A genotype-based approach to assessing the association between single nucleotide polymorphisms.

Measuring the extent of linkage disequilibrium (LD) between single nucleotide polymorphisms (SNPs) is of considerable importance, and many different between SNP association measures including Lewontin's D' and Pearson's correlation coefficient rho have been proposed. The vast majority of these association measures are based on haplotypes instead of genotypes. If no family data are available, the required additional haplotype estimation step is based on the assumption of Hardy-Weinberg equilibrium (HWE). In this paper we propose to estimate the extent of LD by using a genotype- rather than haplotype-based measure. Furthermore, we require of an appropriate measure of LD that it should remain invariant under the transition from haplotypes to diploid genotypes if HWE holds.
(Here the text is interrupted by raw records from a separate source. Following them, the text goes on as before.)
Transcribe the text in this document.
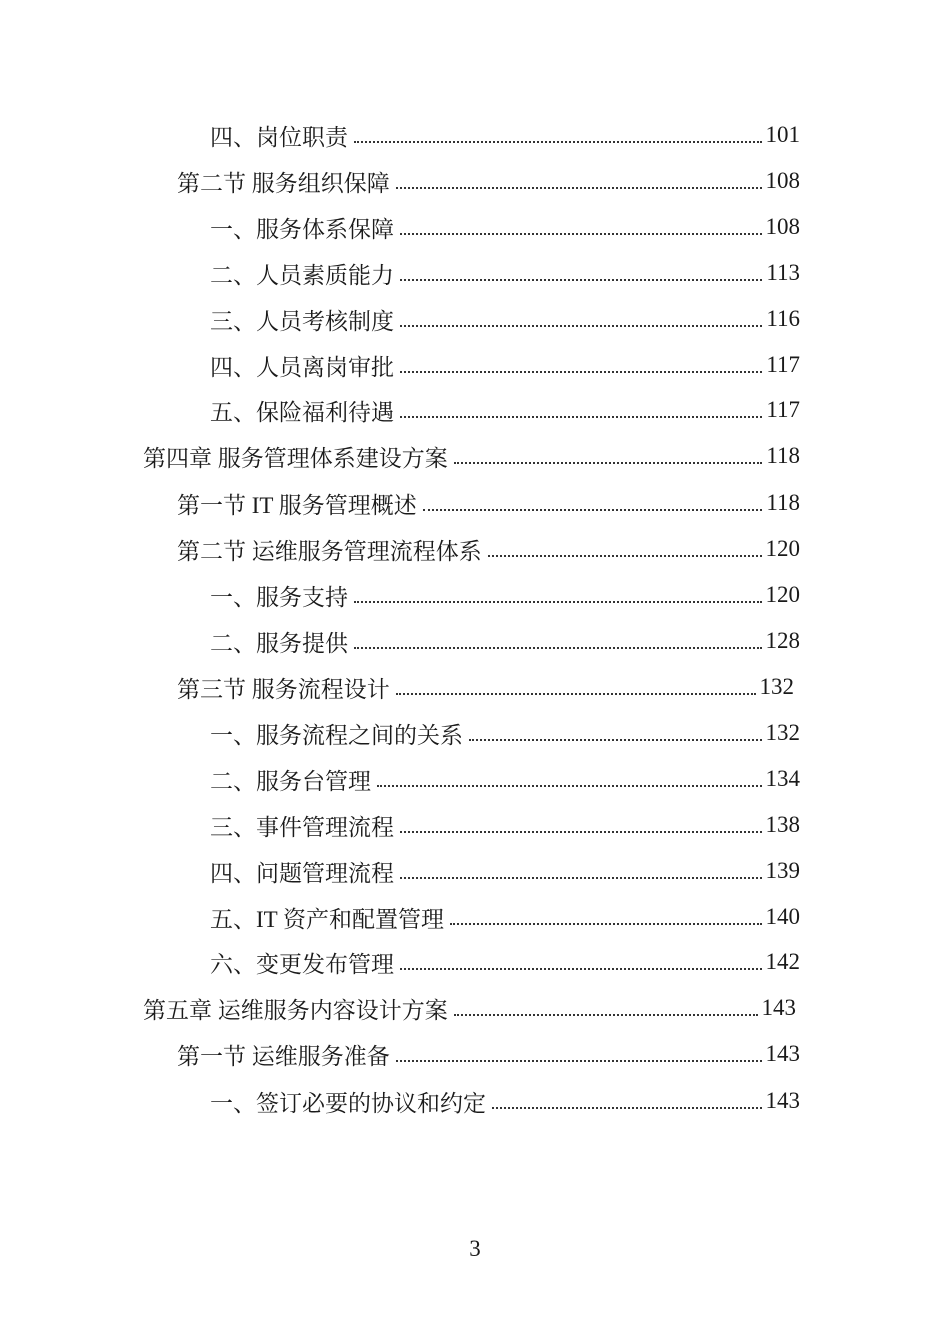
四、岗位职责	101
第二节 服务组织保障	108
一、服务体系保障	108
二、人员素质能力	113
三、人员考核制度	116
四、人员离岗审批	117
五、保险福利待遇	117
第四章 服务管理体系建设方案	118
第一节 IT 服务管理概述	118
第二节 运维服务管理流程体系	120
一、服务支持	120
二、服务提供	128
第三节 服务流程设计	132
一、服务流程之间的关系	132
二、服务台管理	134
三、事件管理流程	138
四、问题管理流程	139
五、IT 资产和配置管理	140
六、变更发布管理	142
第五章 运维服务内容设计方案	143
第一节 运维服务准备	143
一、签订必要的协议和约定	143
3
We show that Pearson's rhofulfills this invariance property in contrast to a variety of different LD measures including D'. We derive the asymptotic distribution of the empirical product-moment correlation R for counting variables and construct asymptotically valid confidence intervals using Fisher's z-transformation. We demonstrate the validity of our approach by a numerical study of the coverage properties. We show that the loss in precision encountered by using genotype rather than haplotype data for estimating the association between SNPs is negligible for practical purposes. We finally illustrate our approach with data from an association study of IL-4 associated phenotypes and polymorphisms from the human IL-4 receptor alpha chain gene (IL4R).